In my head whenever I get a fancy science word that just becomes L. Some particular enzyme L. If on the other hand the milk reaches that temperature through exposure to conventional heat source, I don't know like a stove or something. It will contain nearly all of its initial concentration of the enzyme. So basically, basically we have two different little experiments balanced on that, however, microwaved the milk to 50 degrees Celsius it destroys half of its L heating it to 50 degrees Celsius on stove it doesn't lose any of its L contains nearly all of that enzyme.
So what destroys the L is not heat the microwave produces it's it's just the microwaves themselves. So this is a causal argument. Anytime you're making an argument that something called something else, that requires a couple of assumptions. But the most important of them is that there's no alternate cause.
So for this argument, the assumption is that there's no other way that the heat from the microwaves could be destroying that enzyme. They eliminated one possible way, basically the final temperature. So the 50 part is the same on the stove and in the microwave, so it's not the 50 degrees Celsius end temperature that's destroying the enzyme. So since they've eliminated the final temperature, they've eliminated heat entirely.
Our assumption is well, there's no other way that heat could destroy the enzyme in the microwave. So on the answers, the correct answer is going to attack that assumption that's going to make it less likely that there's no other way. The easiest way to do that would be to provide another way to answer choice A, heating raw milk and a microwave oven to a temperature of 100 degrees Celsius destroys nearly all of the L.
Well what happens when you heat it to 100 degrees doesn't really matter. We're trying to figure out when you heat it to 50 degrees, is it the microwaves or is it the heat that's destroying the enzyme? What happens at 100 degrees is outside the scope of this argument.
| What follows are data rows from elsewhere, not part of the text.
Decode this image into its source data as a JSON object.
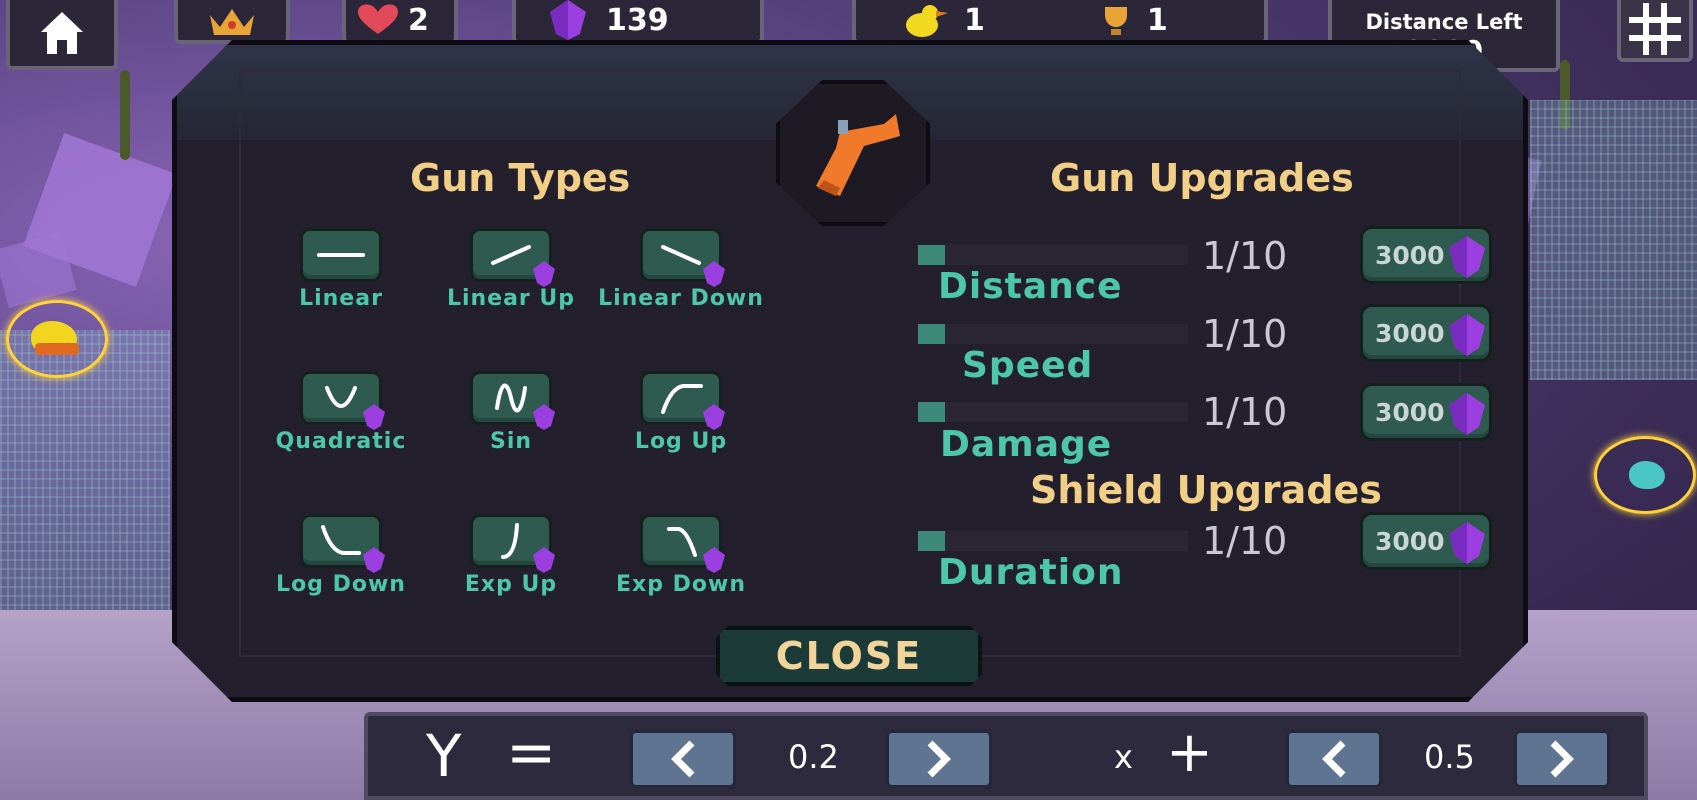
{
  "hud": {
    "lives": "2",
    "gems": "139",
    "birds": "1",
    "trophies": "1",
    "distance_label": "Distance Left",
    "distance_value": "3000"
  },
  "gun_types": {
    "title": "Gun Types",
    "items": [
      {
        "label": "Linear",
        "locked": false
      },
      {
        "label": "Linear Up",
        "locked": true
      },
      {
        "label": "Linear Down",
        "locked": true
      },
      {
        "label": "Quadratic",
        "locked": true
      },
      {
        "label": "Sin",
        "locked": true
      },
      {
        "label": "Log Up",
        "locked": true
      },
      {
        "label": "Log Down",
        "locked": true
      },
      {
        "label": "Exp Up",
        "locked": true
      },
      {
        "label": "Exp Down",
        "locked": true
      }
    ]
  },
  "gun_upgrades": {
    "title": "Gun Upgrades",
    "items": [
      {
        "label": "Distance",
        "level": "1/10",
        "level_fraction": 0.1,
        "cost": "3000"
      },
      {
        "label": "Speed",
        "level": "1/10",
        "level_fraction": 0.1,
        "cost": "3000"
      },
      {
        "label": "Damage",
        "level": "1/10",
        "level_fraction": 0.1,
        "cost": "3000"
      }
    ]
  },
  "shield_upgrades": {
    "title": "Shield Upgrades",
    "items": [
      {
        "label": "Duration",
        "level": "1/10",
        "level_fraction": 0.1,
        "cost": "3000"
      }
    ]
  },
  "close_label": "CLOSE",
  "equation": {
    "y_label": "Y",
    "equals": "=",
    "coefficient": "0.2",
    "x_label": "x",
    "plus": "+",
    "constant": "0.5"
  },
  "colors": {
    "accent_teal": "#4cc8a8",
    "title_gold": "#f2cf86",
    "gem_purple": "#9b3fe0",
    "button_green": "#2f5a50"
  },
  "icons": [
    "home-icon",
    "crown-icon",
    "heart-icon",
    "gem-icon",
    "duck-icon",
    "trophy-icon",
    "grid-icon",
    "gun-icon",
    "chevron-left-icon",
    "chevron-right-icon"
  ]
}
Answer choice B, enzymes in raw milk that are destroyed through excessive heating can be replaced by adding enzymes that have been extracted from other sources.
So in other words, when you ruin your milk, you could fix it using some chemical process. Well, what happens to it after it's ruined isn't gonna help us prove what ruined it? What destroyed those enzymes? So B is also not our answer. Answer choice C.
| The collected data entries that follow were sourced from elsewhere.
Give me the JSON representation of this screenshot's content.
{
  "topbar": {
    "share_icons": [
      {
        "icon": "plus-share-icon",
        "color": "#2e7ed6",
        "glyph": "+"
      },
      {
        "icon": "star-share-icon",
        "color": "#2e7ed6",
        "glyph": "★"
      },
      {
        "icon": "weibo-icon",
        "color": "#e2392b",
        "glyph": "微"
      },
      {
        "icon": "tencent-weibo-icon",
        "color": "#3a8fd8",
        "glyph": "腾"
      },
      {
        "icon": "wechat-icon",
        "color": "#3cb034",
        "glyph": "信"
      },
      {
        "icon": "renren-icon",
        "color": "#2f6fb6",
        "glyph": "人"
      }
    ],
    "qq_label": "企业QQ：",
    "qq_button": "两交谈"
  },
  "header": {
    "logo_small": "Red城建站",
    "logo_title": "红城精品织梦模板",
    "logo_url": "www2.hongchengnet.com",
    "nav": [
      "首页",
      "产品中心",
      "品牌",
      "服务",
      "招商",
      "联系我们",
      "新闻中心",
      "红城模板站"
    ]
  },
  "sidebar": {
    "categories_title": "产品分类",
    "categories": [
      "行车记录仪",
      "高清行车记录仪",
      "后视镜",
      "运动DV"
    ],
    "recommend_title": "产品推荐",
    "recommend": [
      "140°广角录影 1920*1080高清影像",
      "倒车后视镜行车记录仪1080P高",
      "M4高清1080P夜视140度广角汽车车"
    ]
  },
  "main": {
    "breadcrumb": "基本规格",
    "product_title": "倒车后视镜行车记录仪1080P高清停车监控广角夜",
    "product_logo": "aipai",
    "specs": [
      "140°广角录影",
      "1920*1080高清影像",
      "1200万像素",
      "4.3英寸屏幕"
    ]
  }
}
A liquid exposed to a conventional heat source of exactly 50 degrees Celsius will reach that temperature more slowly than it would if it were exposed to a conventional heat source hotter than 50 degrees. Well, I have no clue in the argument exactly what kind of heat source they used. They said it was a heat source of 50 degrees celsius.
So I guess that's exactly 50 degrees Celsius. What happens with hotter heat sources doesn't really matter things hotter than 50 just like A not our answer. D says milk has been heated in a microwave oven doesn't taste noticeably different from milk that's been briefly heated by exposure to a conventional heat source. I'd say okay, well apparently enzyme L doesn't affect the taste.
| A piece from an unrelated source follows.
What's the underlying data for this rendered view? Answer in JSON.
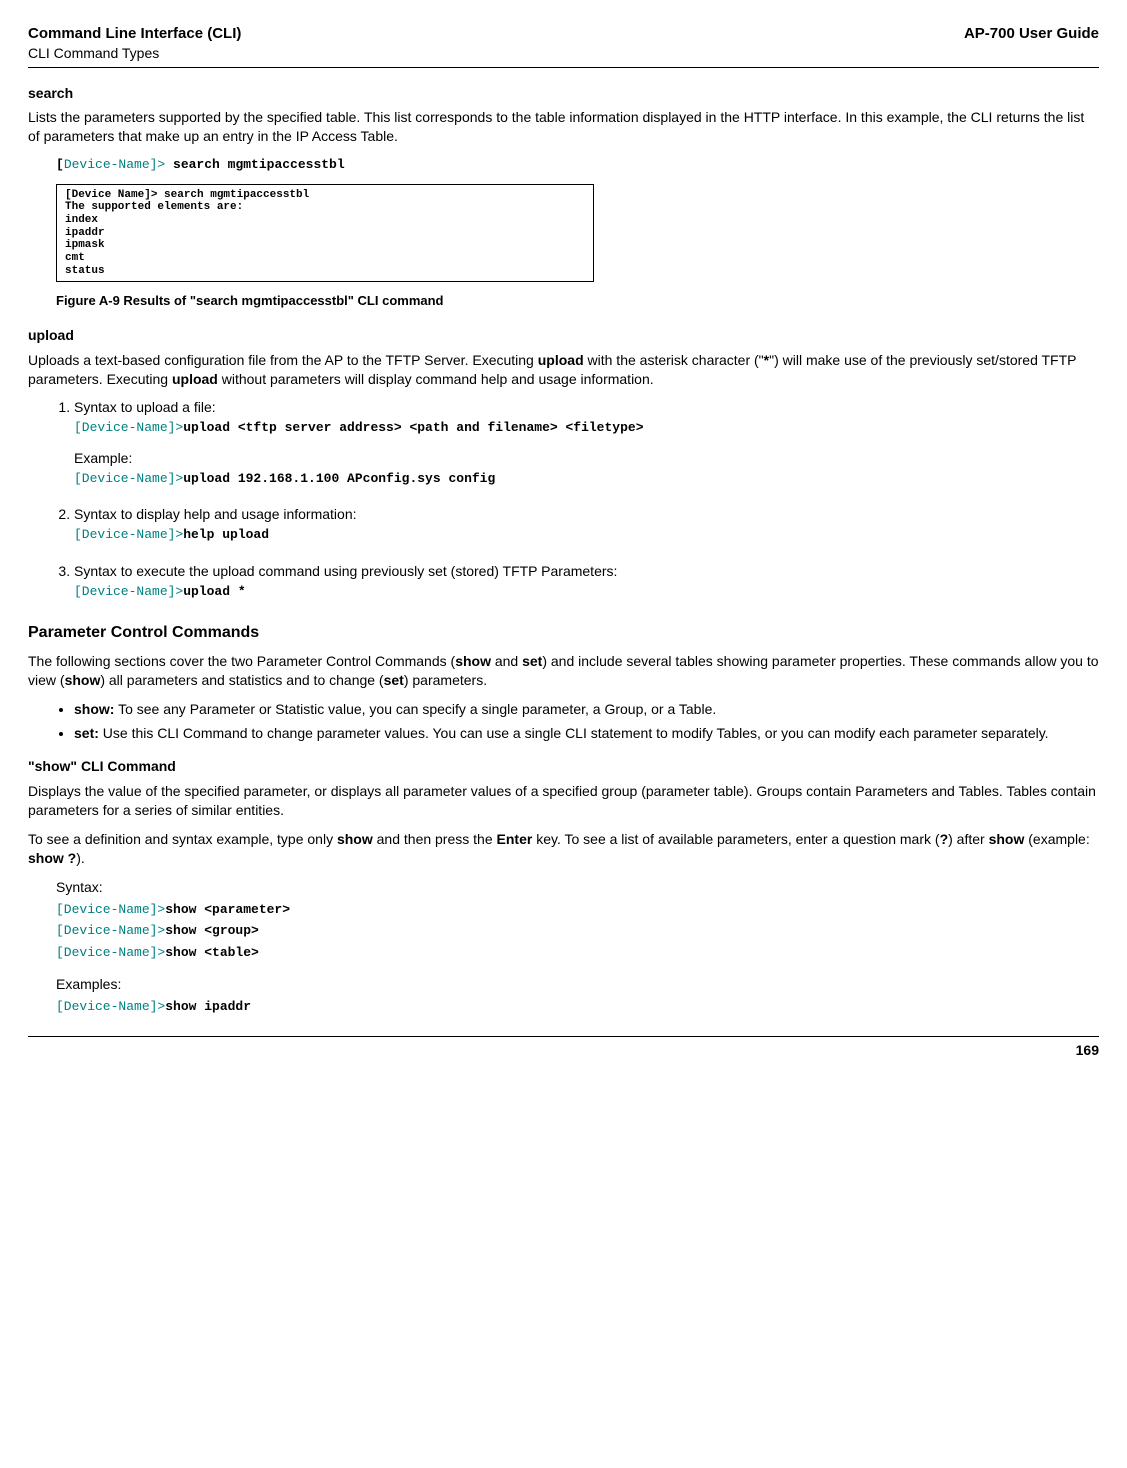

Whether you can taste it there doesn't help you figure out where it came from or what destroyed it. So D is not our answer, which means that E has to be our answer. It's the only one left. Let's see why. Answer choice E says, heating a liquid by microwaves creates small zones within it that are much hotter than the overall temperature that the liquid will ultimately reach.
When you heat in the microwave, the heat itself is different than the heat on the stove, even though they reach the same final temperature, the way they get there is different in a way that suggests that maybe it is the heat in the microwave that's destroying the enzyme. Parts of the milk is getting really, really hot. Maybe that's what's causing the enzyme to be destroyed.
Since answer choice E provides us with an alternate cause, it weakens the overall argument.